In a blog post on the Uber website, Uber’s Chief Legal Officer Tony West referenced the hires of Uber’s Chief Privacy Officer and Chief Trust & Security Officer. In noting how Uber is continuing to invest in protecting customer data, West acknowledged that “trust is hard to gain and easy to lose.”
You can read more about the breach here.
Following a report of a breach of protected health information, on August 29, 2018, the New York Attorney General announced a settlement with Arc of Erie County, a social services agency that serves persons with developmental disabilities and their families. Arc of Erie County received a $200,000 financial penalty plus a Corrective Action Plan, which requires Arc of Erie County to conduct a HIPAA-required security risk assessment and submit a report of that assessment to the attorney general’s office.

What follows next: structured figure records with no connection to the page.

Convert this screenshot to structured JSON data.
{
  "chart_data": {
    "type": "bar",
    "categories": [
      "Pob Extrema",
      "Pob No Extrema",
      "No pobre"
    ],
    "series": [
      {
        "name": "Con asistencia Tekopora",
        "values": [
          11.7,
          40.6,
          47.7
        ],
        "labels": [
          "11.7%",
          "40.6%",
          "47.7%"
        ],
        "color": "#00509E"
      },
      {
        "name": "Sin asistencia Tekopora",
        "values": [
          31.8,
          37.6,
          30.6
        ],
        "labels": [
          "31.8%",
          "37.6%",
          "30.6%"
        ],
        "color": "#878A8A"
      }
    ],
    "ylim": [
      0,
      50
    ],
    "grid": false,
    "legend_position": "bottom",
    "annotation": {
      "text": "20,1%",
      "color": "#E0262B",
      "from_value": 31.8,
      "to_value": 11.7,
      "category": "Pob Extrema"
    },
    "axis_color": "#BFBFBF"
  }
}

Under HIPAA, Arc of Erie County and other covered entity health care providers are required to implement appropriate physical, technical and administrative safeguards to protect clients’ protected health information. In March 2018, Arc of Erie County notified impacted clients and the attorney general of a breach of client health information involving a website designed for internal staff access that was visible online, with information from that site found through search engines as well. The data that was available to the public included full names, social security numbers, addresses and dates of birth. A forensic investigation demonstrated that individuals outside the United States accessed the links to the sensitive data many times. The data breach impacted 3,751 New York residents.

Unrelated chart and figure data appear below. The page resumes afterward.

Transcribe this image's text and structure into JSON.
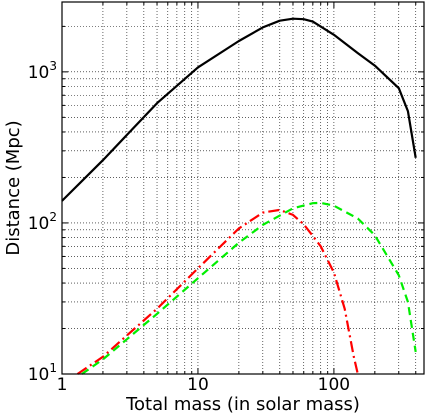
{
  "chart_data": {
    "type": "line",
    "xscale": "log",
    "yscale": "log",
    "xlim": [
      1,
      460
    ],
    "ylim": [
      10,
      2900
    ],
    "grid": true,
    "xlabel": "Total mass (in solar mass)",
    "ylabel": "Distance (Mpc)",
    "xticks": [
      {
        "value": 1,
        "label": "1"
      },
      {
        "value": 10,
        "label": "10"
      },
      {
        "value": 100,
        "label": "100"
      }
    ],
    "yticks": [
      {
        "value": 10,
        "label": "10",
        "exp": "1"
      },
      {
        "value": 100,
        "label": "10",
        "exp": "2"
      },
      {
        "value": 1000,
        "label": "10",
        "exp": "3"
      }
    ],
    "series": [
      {
        "color": "#000000",
        "style": "solid",
        "x": [
          1,
          2,
          5,
          10,
          20,
          30,
          40,
          50,
          60,
          70,
          100,
          150,
          200,
          300,
          350,
          400
        ],
        "y": [
          140,
          260,
          620,
          1070,
          1600,
          1970,
          2180,
          2250,
          2230,
          2150,
          1760,
          1330,
          1100,
          780,
          550,
          270
        ]
      },
      {
        "color": "#ff0000",
        "style": "dashdot",
        "x": [
          1.3,
          2,
          3,
          5,
          10,
          20,
          30,
          40,
          50,
          60,
          70,
          80,
          100,
          120,
          140,
          150
        ],
        "y": [
          10,
          13,
          18,
          27,
          50,
          92,
          117,
          122,
          113,
          98,
          82,
          70,
          47,
          27,
          13,
          10
        ]
      },
      {
        "color": "#00ee00",
        "style": "dashed",
        "x": [
          1.4,
          2,
          3,
          5,
          10,
          20,
          30,
          50,
          70,
          80,
          100,
          150,
          200,
          300,
          350,
          400
        ],
        "y": [
          10,
          12.5,
          17,
          25,
          43,
          74,
          97,
          125,
          135,
          136,
          130,
          107,
          83,
          45,
          30,
          14
        ]
      }
    ]
  }
}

In addition to the Department of Health and Human Services, Office for Civil Rights, the HIPAA regulations provide state attorneys’ general with HIPAA enforcement authority. The New York Attorney General’s office concluded that Arc of Erie County failed to implement appropriate physical, technical and administrative safeguards to protect its clients’ health information, as required by HIPAA. The attorney general’s office determined that this resulted in an impermissible disclosure of electronic protected health information.
This enforcement action emphasizes the need for all organizations, even not-for-profit, community-based providers, to conduct enterprise-wide security risk assessments. Data gleaned from such assessments should be the basis for the organization’s risk management plan, which is also a HIPAA requirement. These items are fundamental parts of a covered entity or business associate’s HIPAA compliance program and elements that will be requested in any governmental audit or investigation of HIPAA compliance.